Running Linux on RISC-V hardware is already possible, but you’d have a choice of low-end platforms like Kendryte K210 that’s not really practical for anything, or higher-end board like SiFive HiFive Unmatched or PolarBerry for which you’d have to spend several hundred dollars, or even over one thousand dollars to have a complete system.
So an affordable, usable RISC-V Linux SBC is clearly needed. We previously wrote about an upcoming Allwinner RISC-V Linux SBC that will be mostly useful for camera applications without 3D GPU, and a maximum of 256MB RAM. But today, we have excellent news, as the BeagleBoard.org foundation, Seeed Studio, and Chinese fabless silicon vendor Starfive partnered to design and launch the BeagleV SBC (pronounced Beagle Five) powered by StarFive JH7100 dual-core SiFive U74 RISC-V processor with Vision DSP, NVDLA engine, and neural network engine for AI acceleration.
- SoC – StarFive JH7100 Vision SoC with:
- RISC-V U74 dual-core with 2MB L2 cache @ 1.5 GHz
- Vision DSP Tensilica-VP6 for computing vision
- NVDLA Engine 1 core (configuration 2048 MACs @ 800MHz – 3.5 TOPS)
- Neural Network Engine (1024MACs @ 500MHz – 1 TOPS)

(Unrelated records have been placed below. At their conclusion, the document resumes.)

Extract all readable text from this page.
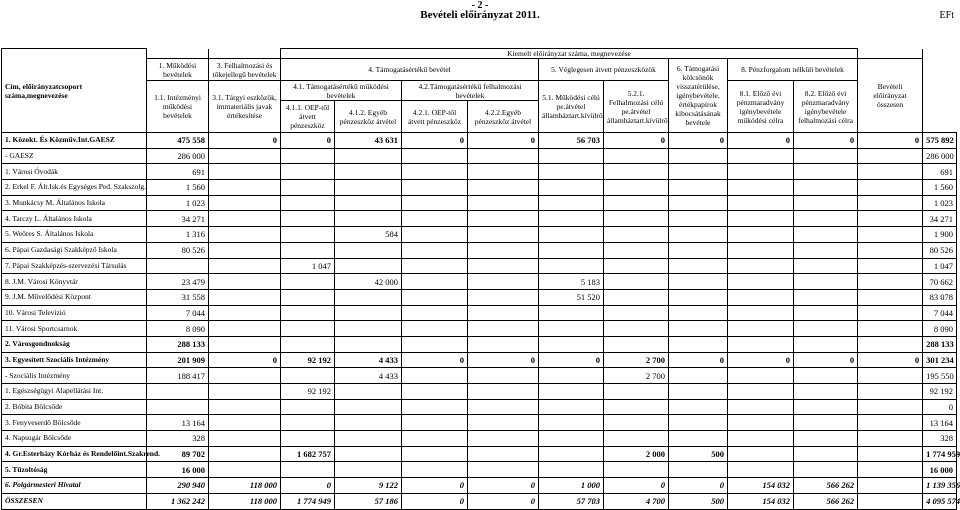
- 2 -
Bevételi előirányzat 2011.	EFt
Cím, előirányzatcsoport száma,megnevezése			Kiemelt előirányzat száma, megnevezése										
	1. Működési bevételek	3. Felhalmozási és tőkejellegű bevételek	4. Támogatásértékű bevétel				5. Véglegesen átvett pénzeszközök		6. Támogatási kölcsönök visszatérülése, igénybevétele, értékpapírok kibocsátásának bevétele	8. Pénzforgalom nélküli bevételek		Bevételi előirányzat összesen	
	1.1. Intézményi működési bevételek	3.1. Tárgyi eszközök, immateriális javak értékesítése	4.1. Támogatásértékű működési bevételek		4.2.Támogatásértékű felhalmozási bevételek		5.1. Működési célú pe.átvétel államháztart.kívülről	5.2.1. Felhalmozási célú pe.átvétel államháztart.kívülről		8.1. Előző évi pénzmaradvány igénybevétele működési célra	8.2. Előző évi pénzmaradvány igénybevétele felhalmozási célra		
			4.1.1. OEP-től átvett pénzeszköz	4.1.2. Egyéb pénzeszköz átvétel	4.2.1. OEP-től átvett pénzeszköz	4.2.2.Egyéb pénzeszköz átvétel							
1. Közokt. És Közműv.Int.GAESZ	475 558	0	0	43 631	0	0	56 703	0	0	0	0	0	575 892
- GAESZ	286 000												286 000
1. Városi Óvodák	691												691
2. Erkel F. Ált.Isk.és Egységes Ped. Szakszolg.	1 560												1 560
3. Munkácsy M. Általános Iskola	1 023												1 023
4. Tarczy L. Általános Iskola	34 271												34 271
5. Weöres S. Általános Iskola	1 316			584									1 900
6. Pápai Gazdasági Szakképző Iskola	80 526												80 526
7. Pápai Szakképzés-szervezési Társulás			1 047										1 047
8. J.M. Városi Könyvtár	23 479			42 000			5 183						70 662
9. J.M. Művelődési Központ	31 558						51 520						83 078
10. Városi Televízió	7 044												7 044
11. Városi Sportcsarnok	8 090												8 090
2. Városgondnokság	288 133												288 133
3. Egyesített Szociális Intézmény	201 909	0	92 192	4 433	0	0	0	2 700	0	0	0	0	301 234
- Szociális Intézmény	188 417			4 433				2 700					195 550
1. Egészségügyi Alapellátási Int.			92 192										92 192
2. Bóbita Bölcsőde													0
3. Fenyveserdő Bölcsőde	13 164												13 164
4. Napsugár Bölcsőde	328												328
4. Gr.Esterházy Kórház és Rendelőint.Szakrend.	89 702		1 682 757					2 000	500				1 774 959
5. Tűzoltóság	16 000												16 000
6. Polgármesteri Hivatal	290 940	118 000	0	9 122	0	0	1 000	0	0	154 032	566 262		1 139 356
ÖSSZESEN	1 362 242	118 000	1 774 949	57 186	0	0	57 703	4 700	500	154 032	566 262		4 095 574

- VPU – H.264/H.265 decoder up to 4Kp60, dual-stream decoding up to 2Kp30
- JPEG encoder/decoder
- Audio Processing DSP and sub-system
- System Memory – 4GB or 8GB LPDDR4
- Storage – MicroSD card slot
- Video output
- 1x HDMI port up to 1080p30
- 1x MIPI DSI interface up to 4Kp30
- MIPI-CSI TX for video output after ISP and AI processing
- Dual channels of ISP, each channel support up to 4K @ 30FPS
- 2 x MIPI-CSI Rx
- Audio – 3.5mm audio jack
- Connectivity – 1x Gigabit Ethernet, 2.4 GHz 802.11b/g/n WiFi 4, and Bluetooth 4.2
- USB – 4x USB 3.0 Ports
- Expansion – 40-pin GPIO header with 28 x GPIO, I2C, I2S, SPI, UART
- Security – Support TRNG and OTP
- Misc – Reset and power buttons
- Power Supply – 5V/3A via USB Type-C port
- Dimensions – TBD
Based on our previous article about SiFive U74 core, performance should be similar to Cortex-A55, so a dual-core U74 RISC processor will not have that much processing power compared to other Arm board, but the network accelerator should make it competitive against other AI boards like Coral Dev Board mini.

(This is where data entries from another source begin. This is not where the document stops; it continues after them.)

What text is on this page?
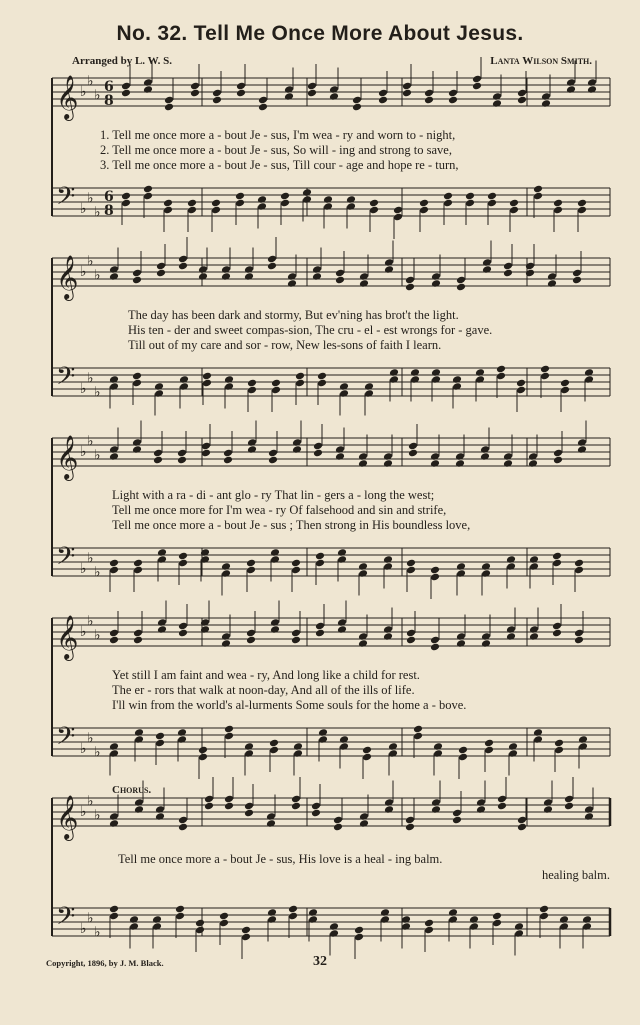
No. 32. Tell Me Once More About Jesus.
Arranged by L. W. S.	Lanta Wilson Smith.
𝄞 ♭
♭
♭
𝄢 ♭
♭
♭
6
8
6
8
𝄞 ♭
♭
♭
𝄢 ♭
♭
♭
𝄞 ♭
♭
♭
𝄢 ♭
♭
♭
𝄞 ♭
♭
♭
𝄢 ♭
♭
♭
𝄞 ♭
♭
♭
𝄢 ♭
♭
♭
1. Tell me once more a - bout Je - sus, I'm wea - ry and worn to - night,
2. Tell me once more a - bout Je - sus, So will - ing and strong to save,
3. Tell me once more a - bout Je - sus, Till cour - age and hope re - turn,
The day has been dark and stormy, But ev'ning has brot't the light.
His ten - der and sweet compas-sion, The cru - el - est wrongs for - gave.
Till out of my care and sor - row, New les-sons of faith I learn.
Light with a ra - di - ant glo - ry That lin - gers a - long the west;
Tell me once more for I'm wea - ry Of falsehood and sin and strife,
Tell me once more a - bout Je - sus ; Then strong in His boundless love,
Yet still I am faint and wea - ry, And long like a child for rest.
The er - rors that walk at noon-day, And all of the ills of life.
I'll win from the world's al-lurments Some souls for the home a - bove.
Chorus.
Tell me once more a - bout Je - sus, His love is a heal - ing balm.
healing balm.
Copyright, 1896, by J. M. Black.	32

One obvious item missing from the specifications is a GPU, and I was told while the first batch scheduled in March will be GPU less, but the next batch – slated to be manufactured in September – will come with an Imagination Technologies GPU.
BeagleV will be supported by mainline Linux and a Debian-based software image will be provided. I can also see mentions of Fedora and FreeRTOS. The RISC-V Linux SBC will be open-source hardware just like other boards from the BeagleBoard.org foundation meaning hardware design files, firmware, and the software will be made available publicly.
BeagleV SBC will eventually be sold for $119 with 4GB RAM and $149 with 8GB RAM, but for the first batch, only the version with 8GB RAM will be available. Due to the limited supply, the BeagleBoard.org foundation asks people to fill an application form to provide information about software experience and the expected use for the board. It’s also possible to pre-order the board on Seeed Studio, but you’d still need to fill the application form. Additional information may be found on the product page.